Scala streaming a live/growing file


My Scala application kicks off an external process that writes a file to disk. In a separate thread, I want to read that file and copy its contents to an OutputStream until the process is done and the file is no longer growing.

There are a couple of edge cases to consider:

  1. The file may not exist yet when the thread is ready to start.
  2. The thread may copy faster than the process is writing. In other words, it may reach the end of the file while the file is still growing.

BTW I can pass the thread a processCompletionFuture variable which indicates when the file is done growing.

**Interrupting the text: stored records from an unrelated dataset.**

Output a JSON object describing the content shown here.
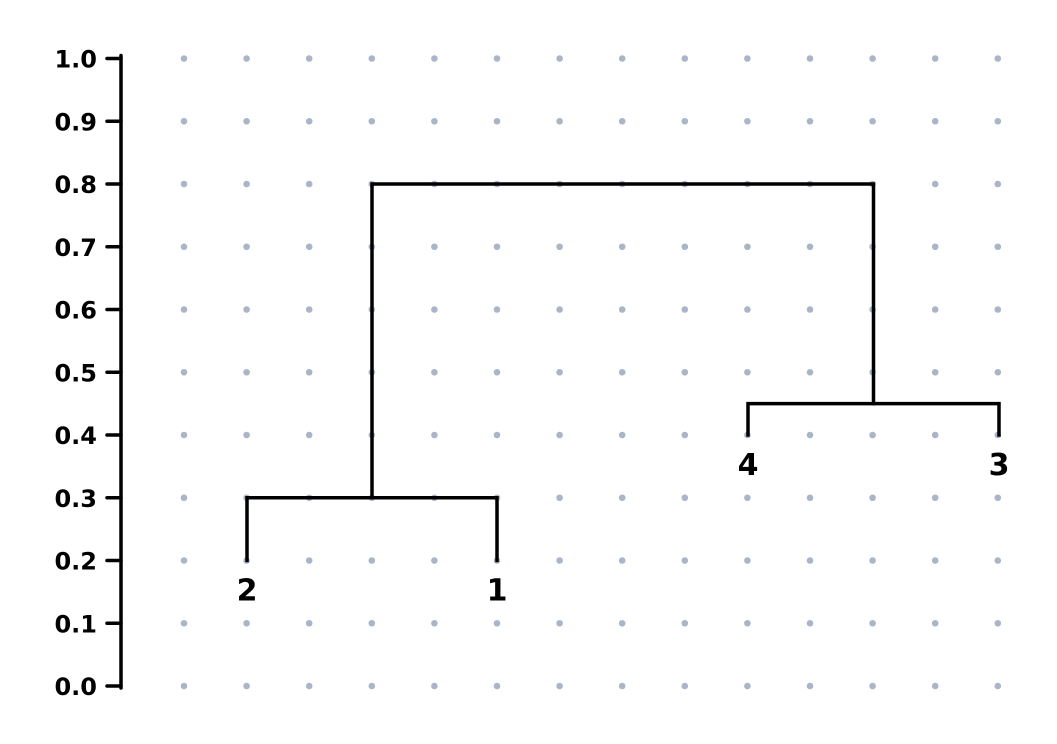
{
  "chart_data": {
    "type": "dendrogram",
    "yaxis": {
      "ticks": [
        0.0,
        0.1,
        0.2,
        0.3,
        0.4,
        0.5,
        0.6,
        0.7,
        0.8,
        0.9,
        1.0
      ],
      "tick_labels": [
        "0.0",
        "0.1",
        "0.2",
        "0.3",
        "0.4",
        "0.5",
        "0.6",
        "0.7",
        "0.8",
        "0.9",
        "1.0"
      ],
      "range": [
        0,
        1.0
      ]
    },
    "grid": "dots",
    "colors": {
      "lines": "#000000",
      "grid_dots": "#aab6c8"
    },
    "leaves": [
      {
        "label": "2",
        "height": 0.2
      },
      {
        "label": "1",
        "height": 0.2
      },
      {
        "label": "4",
        "height": 0.4
      },
      {
        "label": "3",
        "height": 0.4
      }
    ],
    "merges": [
      {
        "left": "2",
        "right": "1",
        "height": 0.3
      },
      {
        "left": "4",
        "right": "3",
        "height": 0.45
      },
      {
        "left": "2+1",
        "right": "4+3",
        "height": 0.8
      }
    ]
  }
}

Is there an elegant and efficient way to do this? Perhaps using Akka Streams or actors? (I've tried using an Akka Stream off of the FileInputStream, but the stream seems to terminate as soon as there are no more bytes in the input stream, which happens in case #2).


Solution

  • Alpakka, a library that is built on Akka Streams, has a FileTailSource utility that mimics the tail -f Unix command. For example:

    import akka.NotUsed
    import akka.stream._
    import akka.stream.scaladsl._
    import akka.stream.alpakka.file.scaladsl._
    import akka.util.{ ByteString, Timeout }
    import java.io.OutputStream
    import java.nio.file.Path
    import scala.concurrent._
    import scala.concurrent.duration._
    
    val path: Path = ???
    
    val maxLineSize = 10000
    
    val tailSource: Source[ByteString, NotUsed] = FileTailSource(
      path = path,
      maxChunkSize = maxLineSize,
      startingPosition = 0,
      pollingInterval = 500.millis
    ).via(Framing.delimiter(ByteString(System.lineSeparator), maxLineSize, true))
    

    The above tailSource reads an entire file line-by-line and continually reads freshly appended data every 500 milliseconds. To copy the stream contents to an OutputStream, connect the source to a StreamConverters.fromOutputStream sink:

    val stream: Future[IOResult] =
      tailSource
        .runWith(StreamConverters.fromOutputStream(() => new OutputStream {
          override def write(i: Int): Unit = ???
          override def write(bytes: Array[Byte]): Unit = ???
        }))
    

    (Note that there is a FileTailSource.lines method that produces a Source[String, NotUsed], but in this scenario it's more felicitous to work with ByteString instead of String. This is why the example uses FileTailSource.apply(), which produces a Source[ByteString, NotUsed].)

    The stream will fail if the file doesn't exist at the time of materialization. Therefore, you'll need to confirm the existence of the file before running the stream. This might be overkill, but one idea is to use Alpakka's DirectoryChangesSource for that.